Report

Four army officers named in FIR over brigadier’s suicide

Four army officers posted at the Armed Forces Medical College in Pune have been booked for abeting the suicide of a brigadier. An FIR filed by his son at the Government Railway Police Station in the city names Brigadier AK Shrivastava, Lt Colonel Kushagra Patel, Major Nilesh Patel, and a female major who had accused the brigadier of sexual harassment.

Brigadier Anant Naik, 57, jumped in front of a train at the Pune railway station on April 18. Naik, who was from Bhubaneswar in Odisha, headed the college’s administration department. He’d gone to the railway station in his army vehicle, the police said, telling his driver he had some work at the Movement Control Office, located inside the station.

“He was facing a sexual harassment complaint by a lady officer," said an army officer at the Southern Command headquarters in Pune who asked not to be named. “The summary of evidence had been completed and he was about to be court-martialled.”

Naik insisted that he had been falsely accused and reiterated his innocence in a pruported suicide note that the police later found in his house.

"His house was sealed after his death.

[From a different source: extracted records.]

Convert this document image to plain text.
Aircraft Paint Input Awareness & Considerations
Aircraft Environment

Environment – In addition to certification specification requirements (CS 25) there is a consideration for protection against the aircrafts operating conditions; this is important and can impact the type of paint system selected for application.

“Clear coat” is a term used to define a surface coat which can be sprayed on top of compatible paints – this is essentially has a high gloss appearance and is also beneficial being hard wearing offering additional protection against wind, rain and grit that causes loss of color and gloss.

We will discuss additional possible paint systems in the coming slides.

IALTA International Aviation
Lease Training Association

We conducted the search in the presence of his son who lives in Bhubaneswar and found a suicide note which says he was being framed,” Inspector Suresh Singh Gaud of the Railway Police in Pune said. “We have handed over the suicide note to the army authorities."

He added, "We filed an FIR on the basis of information provided to us by the complainant Abhishek Naik. As per the complainant, Brigadier Naik committed suicide because of ill treatment. He had pulled up certain officers for meeting at odd hours of the night. After he scolded them a conspiracy was hatched against him by those junior officers. The complainant told us that a false sexual harassment complaint was filed against his father which led to an inquiry and rumors trashing his character. Because of the false accusations his father was mentally suffering and his mother became sick as well. All this was also mentioned in the suicide note we recovered from the brigadier’s house.”

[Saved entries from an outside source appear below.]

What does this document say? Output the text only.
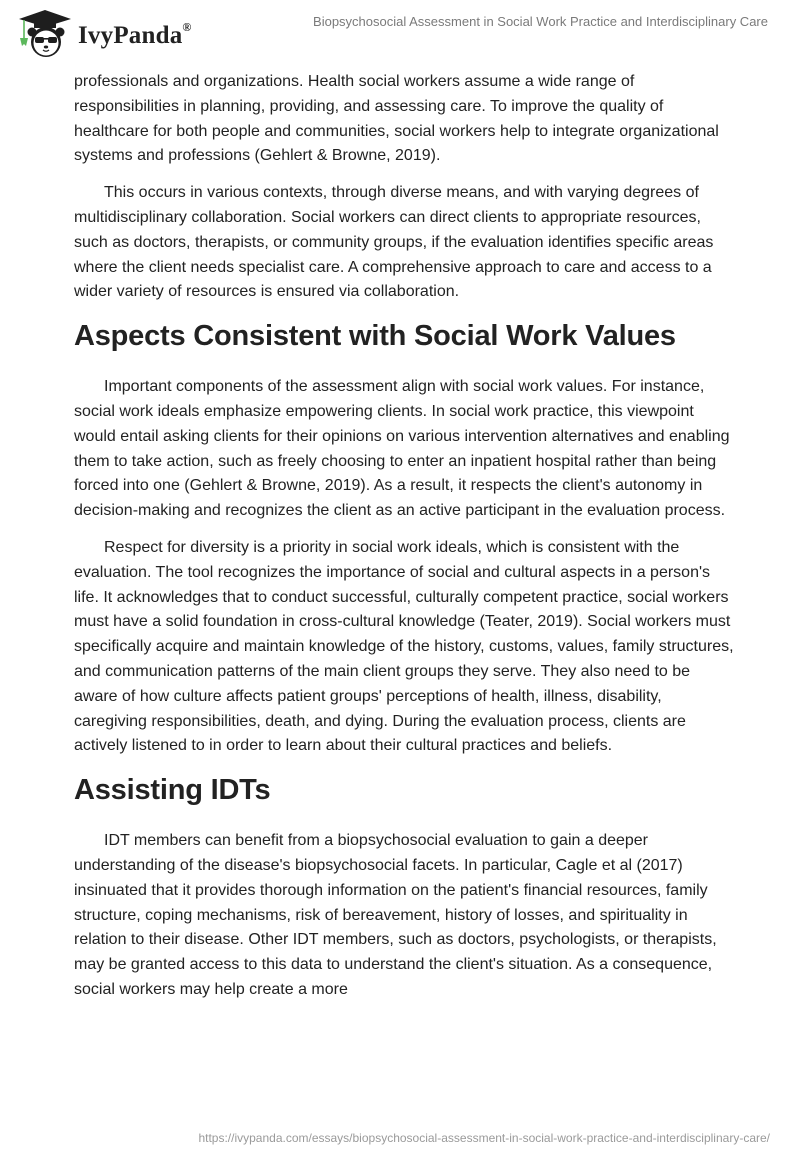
IvyPanda®	Biopsychosocial Assessment in Social Work Practice and Interdisciplinary Care

professionals and organizations. Health social workers assume a wide range of responsibilities in planning, providing, and assessing care. To improve the quality of healthcare for both people and communities, social workers help to integrate organizational systems and professions (Gehlert & Browne, 2019).

This occurs in various contexts, through diverse means, and with varying degrees of multidisciplinary collaboration. Social workers can direct clients to appropriate resources, such as doctors, therapists, or community groups, if the evaluation identifies specific areas where the client needs specialist care. A comprehensive approach to care and access to a wider variety of resources is ensured via collaboration.

Aspects Consistent with Social Work Values

Important components of the assessment align with social work values. For instance, social work ideals emphasize empowering clients. In social work practice, this viewpoint would entail asking clients for their opinions on various intervention alternatives and enabling them to take action, such as freely choosing to enter an inpatient hospital rather than being forced into one (Gehlert & Browne, 2019). As a result, it respects the client's autonomy in decision-making and recognizes the client as an active participant in the evaluation process.

Respect for diversity is a priority in social work ideals, which is consistent with the evaluation. The tool recognizes the importance of social and cultural aspects in a person's life. It acknowledges that to conduct successful, culturally competent practice, social workers must have a solid foundation in cross-cultural knowledge (Teater, 2019). Social workers must specifically acquire and maintain knowledge of the history, customs, values, family structures, and communication patterns of the main client groups they serve. They also need to be aware of how culture affects patient groups' perceptions of health, illness, disability, caregiving responsibilities, death, and dying. During the evaluation process, clients are actively listened to in order to learn about their cultural practices and beliefs.

Assisting IDTs

IDT members can benefit from a biopsychosocial evaluation to gain a deeper understanding of the disease's biopsychosocial facets. In particular, Cagle et al (2017) insinuated that it provides thorough information on the patient's financial resources, family structure, coping mechanisms, risk of bereavement, history of losses, and spirituality in relation to their disease. Other IDT members, such as doctors, psychologists, or therapists, may be granted access to this data to understand the client's situation. As a consequence, social workers may help create a more

https://ivypanda.com/essays/biopsychosocial-assessment-in-social-work-practice-and-interdisciplinary-care/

Abhishek, the late brigadier’s son, told Newslaundry, "My father told me about the harassment meted out to him because of the false complaint. He told me rumors were spread by motivated officers that he was a man of immoral character that probably influenced the initial court of inquiry and led to subsequent proceedings.”

Newslaundry contacted the army’s public relations officer for comment on these allegations. The report will be updated if they respond.